The following report on the FBI’s use of national security letters (NSL) from 2007-2009 was released in August by the Department of Justice.
A Review of the Federal Bureau of Investigation’s Use of National Security Letters: Assessment of Progress in Implementing Recommendations and Examination of Use in 2007 through 2009
- 232 pages
- August 2014
This review is a follow-up to three previous OIG reports concerning the FBI’s use of national security letter authorities. In our first and second NSL reports, issued in March 2007 and March 2008, the OIG found repeated instances of the FBI’s misuse of NSL authorities during 2003 through 2006. During our first NSL review we also discovered the FBI’s practice of issuing exigent letters and using other informal methods to obtain telephone records, instead of using NSLs or other legal process. We addressed these practices in a separate report issued in January 2010.
In this follow-up review, the OIG examined three topic areas. First, we assessed the current status of the FBI and the Department’s implementation of the recommendations made in our prior NSL reports, which covered the FBI’s use of NSLs during calendar years 2003 through 2006. Second, we examined the FBI’s use of NSLs during calendar years 2007, 2008, and 2009. This examination included an assessment of whether corrective measures taken by the FBI and the Department in response to the findings and recommendations of our first and second NSL reports resulted in improved compliance with NSL requirements. Third, we examined the current status of the FBI and the Department’s efforts to implement the recommendations made in our prior Exigent Letters Report.
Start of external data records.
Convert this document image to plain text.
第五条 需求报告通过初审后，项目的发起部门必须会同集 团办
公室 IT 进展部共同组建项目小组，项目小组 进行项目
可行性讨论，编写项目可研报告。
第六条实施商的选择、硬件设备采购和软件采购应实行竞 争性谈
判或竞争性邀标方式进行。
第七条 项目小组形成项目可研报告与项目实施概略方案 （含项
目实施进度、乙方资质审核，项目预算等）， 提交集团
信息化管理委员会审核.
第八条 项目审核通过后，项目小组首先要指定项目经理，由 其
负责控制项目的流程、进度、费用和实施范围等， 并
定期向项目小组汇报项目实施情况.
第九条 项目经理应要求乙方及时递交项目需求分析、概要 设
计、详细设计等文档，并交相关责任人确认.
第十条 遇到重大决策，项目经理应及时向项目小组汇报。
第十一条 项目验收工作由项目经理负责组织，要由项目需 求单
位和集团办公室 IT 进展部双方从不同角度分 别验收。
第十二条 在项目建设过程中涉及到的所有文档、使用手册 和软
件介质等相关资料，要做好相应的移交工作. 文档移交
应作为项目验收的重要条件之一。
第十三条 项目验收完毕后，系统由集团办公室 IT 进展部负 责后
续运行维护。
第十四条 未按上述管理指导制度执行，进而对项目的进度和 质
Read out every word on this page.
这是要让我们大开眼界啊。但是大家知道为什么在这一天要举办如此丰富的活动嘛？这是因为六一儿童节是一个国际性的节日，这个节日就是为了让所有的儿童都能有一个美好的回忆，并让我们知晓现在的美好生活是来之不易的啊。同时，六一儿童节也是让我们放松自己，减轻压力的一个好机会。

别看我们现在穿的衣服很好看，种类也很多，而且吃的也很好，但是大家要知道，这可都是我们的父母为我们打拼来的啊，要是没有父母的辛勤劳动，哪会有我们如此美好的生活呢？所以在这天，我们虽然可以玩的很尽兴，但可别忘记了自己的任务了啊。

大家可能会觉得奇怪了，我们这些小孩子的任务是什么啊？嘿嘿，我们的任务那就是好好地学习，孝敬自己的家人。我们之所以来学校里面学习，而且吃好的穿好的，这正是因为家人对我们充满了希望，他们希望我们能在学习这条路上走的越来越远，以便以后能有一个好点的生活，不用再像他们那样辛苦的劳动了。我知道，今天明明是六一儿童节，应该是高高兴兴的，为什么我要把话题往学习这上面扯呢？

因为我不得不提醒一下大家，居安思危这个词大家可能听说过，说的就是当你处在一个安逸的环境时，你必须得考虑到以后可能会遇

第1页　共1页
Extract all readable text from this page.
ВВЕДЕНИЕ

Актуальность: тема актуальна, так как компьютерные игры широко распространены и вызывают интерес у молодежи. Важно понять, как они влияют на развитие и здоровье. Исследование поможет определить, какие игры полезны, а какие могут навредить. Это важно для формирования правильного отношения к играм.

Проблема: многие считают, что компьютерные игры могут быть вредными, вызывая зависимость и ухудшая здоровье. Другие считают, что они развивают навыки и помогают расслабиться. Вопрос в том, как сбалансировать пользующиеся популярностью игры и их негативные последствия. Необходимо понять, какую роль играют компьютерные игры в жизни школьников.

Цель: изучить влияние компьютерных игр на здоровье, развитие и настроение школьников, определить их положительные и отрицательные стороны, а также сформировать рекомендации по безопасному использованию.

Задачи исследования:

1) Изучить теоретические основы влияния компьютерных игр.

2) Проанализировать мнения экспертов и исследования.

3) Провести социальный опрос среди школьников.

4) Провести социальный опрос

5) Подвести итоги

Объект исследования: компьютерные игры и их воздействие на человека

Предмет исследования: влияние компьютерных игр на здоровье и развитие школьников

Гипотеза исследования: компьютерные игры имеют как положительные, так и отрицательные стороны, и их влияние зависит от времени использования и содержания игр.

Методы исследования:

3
We concluded that the FBI and the Department have devoted considerable resources toward implementing the recommendations made in our past reports and taking additional measures to improve the FBI’s compliance with NSL requirements. Our review demonstrated that these efforts have resulted in substantial improvement in NSL compliance.
We believe that the corrective measures that have had the greatest impact on the FBI’s compliance with NSL authorities are the development and consolidation of NSL policy and guidance in the Comprehensive NSL Guidance EC and later the DIOG; the mandatory training provided to NSL users and approvers; the implementation of the NSL subsystem; and the periodic inspections of NSL use by the FBI Inspection Division and the national security review teams.
We determined that the FBI and the Department have fully implemented 23 of 28 recommendations from our first and second NSL reports by creating new internal controls, providing guidance and training to FBI personnel, establishing new record-keeping practices, and conducting periodic reviews of NSL usage.
Nevertheless, five recommendations from our first and second NSL reports require additional effort and attention from the FBI to address the accuracy of information entered into the NSL subsystem and the FBI’s record-keeping practices. We will consider whether to close these recommendations after the FBI provides additional information or takes the additional steps described in more detail in Chapter Two.
Our review found that during 2007 through 2009 the FBI issued significantly fewer NSL requests than during 2003 through 2006. During 2007 through 2009, the FBI issued 111,144 NSL requests, with an annual average of 37,048. By comparison, the FBI issued approximately 51,051 NSLs per year between 2004 and 2006, and approximately 48,125 NSL requests per year between 2003 and 2006. The factors that may have contributed to the decrease in the FBI’s NSL use during 2007 through 2009 are not self-evident from the data we reviewed, though a few people at the FBI told us that because of increased scrutiny on NSL use agents employed alternative investigative tools when possible. The Department’s most recent semiannual classified reports to Congress indicate that the FBI’s use of NSLs returned to historically typical numbers after 2009.
We found that the vast majority of NSL requests issued during 2007 through 2009 sought telephone and electronic records under the ECPA. We also found that the FBI issued a majority of its NSL requests in furtherance of counterterrorism investigations and a significant number in furtherance of counterintelligence investigations. The FBI issued substantially fewer requests in furtherance of foreign computer intrusion cyber investigations.
Well more than half of the FBI’s NSL requests in 2007 through 2009 were generated from investigations of U.S. persons: 12,818, or 64 percent, in 2007; 18,447, or 74 percent, in 2008; and 13,515, or 63 percent, in 2009. This data indicates that the shift reported in our second NSL review toward more NSL requests generated from investigations of U.S. persons as compared to non-U.S. persons- from 39 percent in 2003 to 57 percent in 2006- continued in 2007 through 2009.